Alas, poor country;
Almost afraid to know itself! It
cannot
Be called our mother, but our grave:
where nothing,
But who knows nothing, is once seen to
smile;
Where sighs, and groans, and shrieks that
rent the air,
Are made, not marked; where violent sorrow
seems
A modern extasy: the dead man’s
knell
Is there scarce asked, for who; and good
men’s lives
Expire before the flowers in their caps,
Dying, or ere they sicken.
Each word struck the sense, as our life’s passing bell; we feared to look at each other, but bent our gaze on the stage, as if our eyes could fall innocuous on that alone. The person who played the part of Rosse, suddenly became aware of the dangerous ground he trod. He was an inferior actor, but truth now made him excellent; as he went on to announce to Macduff the slaughter of his family, he was afraid to speak, trembling from apprehension of a burst of grief from the audience, not from his fellow-mime. Each word was drawn out with difficulty; real anguish painted his features; his eyes were now lifted in sudden horror, now fixed in dread upon the ground.

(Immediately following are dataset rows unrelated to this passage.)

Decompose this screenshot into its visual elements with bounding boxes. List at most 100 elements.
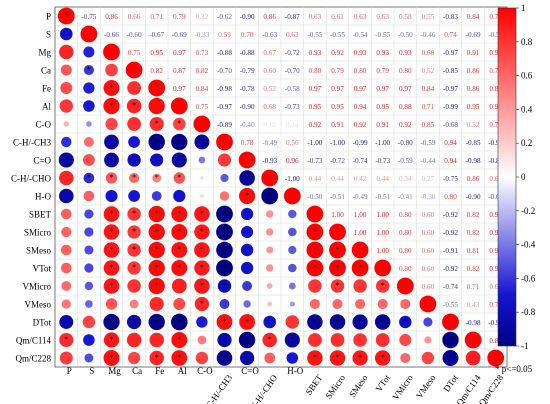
corr-circle [58,188,74,204]
corr-circle [171,350,188,366]
corr-value: -1.00 [285,175,300,183]
corr-circle [105,172,118,184]
corr-value: 0.91 [467,49,480,57]
corr-circle [242,281,253,291]
corr-circle [286,352,299,364]
corr-value: 1.00 [354,211,367,219]
corr-value: 0.86 [263,13,276,21]
corr-circle [126,314,142,330]
corr-circle [374,350,391,366]
corr-value: 0.93 [354,49,367,57]
corr-value: -0.59 [398,157,413,165]
corr-circle [171,224,188,240]
significance-star: * [381,317,385,326]
corr-circle [84,281,94,291]
corr-circle [170,313,188,331]
corr-value: -0.90 [240,103,255,111]
corr-circle [103,350,120,366]
corr-circle [194,260,210,276]
corr-circle [306,223,324,241]
corr-circle [171,332,188,348]
significance-star: * [155,227,159,236]
corr-value: 0.91 [489,247,502,255]
corr-circle [84,263,94,273]
corr-value: 1.00 [376,211,389,219]
column-label: P [67,366,72,376]
colorbar-tick-label: 0.4 [521,104,533,114]
corr-value: -1.00 [330,139,345,147]
corr-value: -0.85 [443,67,458,75]
corr-value: -0.73 [307,157,322,165]
corr-value: 0.80 [399,67,412,75]
corr-circle [82,315,96,329]
corr-value: 0.27 [422,175,435,183]
corr-circle [150,153,164,167]
corr-circle-diagonal [442,313,459,331]
corr-value: 0.95 [467,103,480,111]
corr-circle [126,332,142,348]
corr-value: 0.82 [467,229,480,237]
significance-star: * [223,263,227,272]
corr-value: -0.79 [240,67,255,75]
corr-value: -0.33 [194,31,209,39]
corr-circle [59,44,74,60]
corr-circle [173,298,186,310]
corr-circle-diagonal [306,205,324,223]
corr-circle [152,173,162,183]
corr-value: 0.86 [489,85,502,93]
corr-value: 0.97 [331,85,344,93]
corr-circle [219,299,230,309]
corr-value: 0.84 [467,13,480,21]
corr-circle [355,298,366,310]
corr-value: 0.88 [399,103,412,111]
corr-value: -1.00 [375,139,390,147]
corr-circle [375,279,390,293]
significance-star: * [245,335,249,344]
corr-value: 0.92 [489,229,502,237]
corr-circle-diagonal [148,79,166,97]
corr-circle [194,206,210,222]
corr-circle [266,283,273,289]
corr-circle [377,298,388,310]
corr-circle [61,208,72,220]
significance-star: * [177,335,181,344]
corr-circle [352,350,368,366]
corr-circle [83,46,95,58]
corr-value: 0.94 [444,157,457,165]
corr-value: 0.70 [241,31,254,39]
significance-star: * [358,317,362,326]
corr-circle [239,314,255,330]
corr-circle [216,350,233,366]
significance-star: * [313,227,317,236]
corr-circle [103,278,120,294]
corr-circle [58,152,74,168]
corr-value: -0.73 [285,103,300,111]
corr-circle [148,313,165,331]
colorbar-tick-label: 0.2 [521,138,532,148]
significance-star: * [381,353,385,362]
corr-value: -0.66 [104,31,119,39]
significance-star: * [132,227,136,236]
corr-value: 0.80 [444,193,457,201]
colorbar-tick-label: -0.8 [521,307,536,317]
corr-circle-diagonal [329,223,346,241]
corr-value: 0.52 [263,85,276,93]
colorbar-tick-label: -1 [521,341,529,351]
corr-circle [61,244,72,256]
corr-value: 0.74 [489,301,502,309]
column-label: C-O [197,366,213,376]
significance-star: * [313,317,317,326]
significance-star: * [177,209,181,218]
corr-value: 0.12 [263,121,276,129]
corr-circle [105,117,118,131]
corr-value: 0.59 [218,31,231,39]
corr-value: 0.68 [422,49,435,57]
corr-value: 0.52 [467,121,480,129]
corr-circle-diagonal [125,61,143,79]
significance-star: * [155,173,159,182]
corr-value: 0.74 [489,121,502,129]
corr-circle [84,353,94,363]
significance-star: * [200,245,204,254]
corr-value: 0.93 [376,49,389,57]
corr-value: -0.85 [488,157,503,165]
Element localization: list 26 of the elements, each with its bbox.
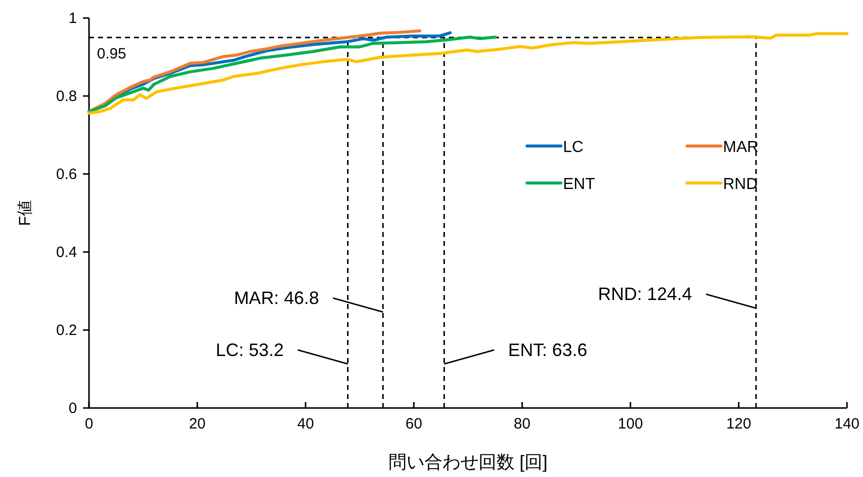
line-series [88,36,497,114]
annotation: MAR: 46.8 [234,288,319,308]
annotation: RND: 124.4 [598,284,692,304]
ref-line-label: 0.95 [97,46,126,62]
legend-label: LC [563,139,584,156]
x-tick-label: 20 [188,416,206,433]
x-tick-label: 60 [406,416,422,433]
y-tick-label: 0.4 [56,244,77,261]
x-tick-label: 120 [726,416,752,433]
legend-label: ENT [563,176,596,193]
x-tick-label: 80 [514,416,530,433]
y-tick-label: 1 [68,10,77,27]
y-axis-title: F値 [17,200,34,226]
annotation: LC: 53.2 [216,340,284,360]
y-tick-label: 0.2 [56,322,77,339]
y-tick-label: 0 [68,400,77,417]
legend-label: RND [723,176,758,193]
annotation: ENT: 63.6 [508,340,588,360]
x-tick-label: 40 [297,416,314,433]
x-axis-title: 問い合わせ回数 [回] [388,452,548,472]
x-tick-label: 0 [84,416,94,433]
x-tick-label: 140 [834,416,860,433]
y-tick-label: 0.6 [56,166,77,183]
legend-label: MAR [723,139,759,156]
x-tick-label: 100 [618,416,643,433]
y-tick-label: 0.8 [56,88,77,105]
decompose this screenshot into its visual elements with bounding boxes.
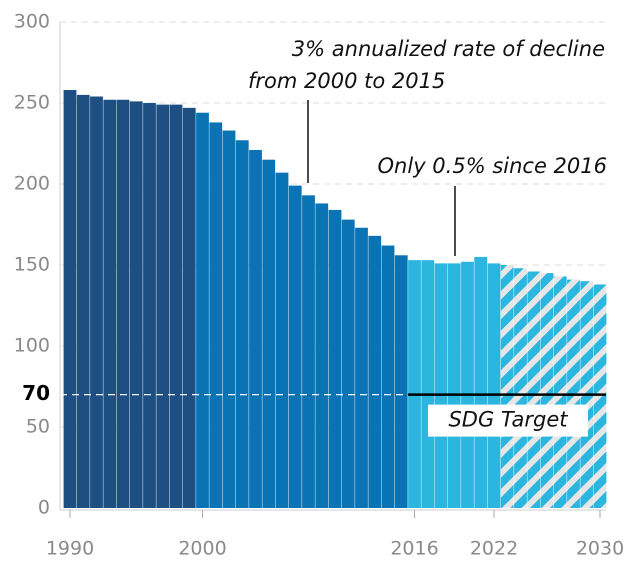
y-tick-label: 200 [14,173,50,195]
target-box [428,404,588,437]
bar [143,103,156,508]
bar [500,265,514,508]
bar [103,99,117,508]
bar [76,94,90,509]
x-tick-label: 2030 [576,538,624,560]
annotation: 3% annualized rate of decline [292,37,605,61]
bar [408,260,421,508]
bar [262,159,276,508]
y-tick-label: 300 [14,11,50,33]
bar [222,130,236,509]
bars [63,90,607,509]
bar [447,263,461,508]
x-tick-label: 1990 [46,538,94,560]
bar [129,101,143,508]
bar [553,276,567,508]
bar [328,209,342,509]
bar [527,271,541,508]
bar [169,104,183,509]
bar [540,273,554,508]
x-tick-label: 2022 [470,538,518,560]
bar [288,185,302,508]
target-value: 70 [22,381,50,405]
bar [593,284,607,508]
x-tick-label: 2016 [390,538,438,560]
bar [487,263,501,508]
bar [249,149,262,509]
bar [275,172,289,508]
bar [235,140,249,508]
bar [355,227,368,509]
bar [368,235,382,508]
y-tick-label: 50 [26,416,50,438]
bar [461,261,474,508]
bar [63,90,77,508]
bar [209,122,223,508]
y-tick-label: 250 [14,92,50,114]
y-tick-label: 100 [14,335,50,357]
annotation: Only 0.5% since 2016 [378,154,607,178]
annotation: from 2000 to 2015 [248,69,445,93]
bar [156,104,170,509]
bar [341,219,355,508]
bar [302,195,315,508]
y-tick-label: 150 [14,254,50,276]
bar [434,263,448,508]
bar [381,245,395,508]
bar [196,112,209,508]
bar [394,255,408,508]
target-label: SDG Target [448,408,568,432]
bar [514,268,527,508]
bar [315,203,329,508]
y-tick-label: 0 [38,497,50,519]
bar [116,99,130,508]
bar [182,107,196,509]
x-tick-label: 2000 [178,538,226,560]
bar [90,96,103,509]
bar [421,260,435,508]
bar [474,256,488,508]
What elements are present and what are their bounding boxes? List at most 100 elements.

This shew of terror encreased ours, we gasped with him, each neck was stretched out, each face changed with the actor’s changes— at length while Macduff, who, attending to his part, was unobservant of the high wrought sympathy of the house, cried with well acted passion:
All my pretty ones?
Did you say all?—O hell kite!
All?
What! all my pretty chickens, and their
dam,
At one fell swoop!
A pang of tameless grief wrenched every heart, a burst of despair was echoed from every lip.—I had entered into the universal feeling—I had been absorbed by the terrors of Rosse—I re-echoed the cry of Macduff, and then rushed out as from an hell of torture, to find calm in the free air and silent street.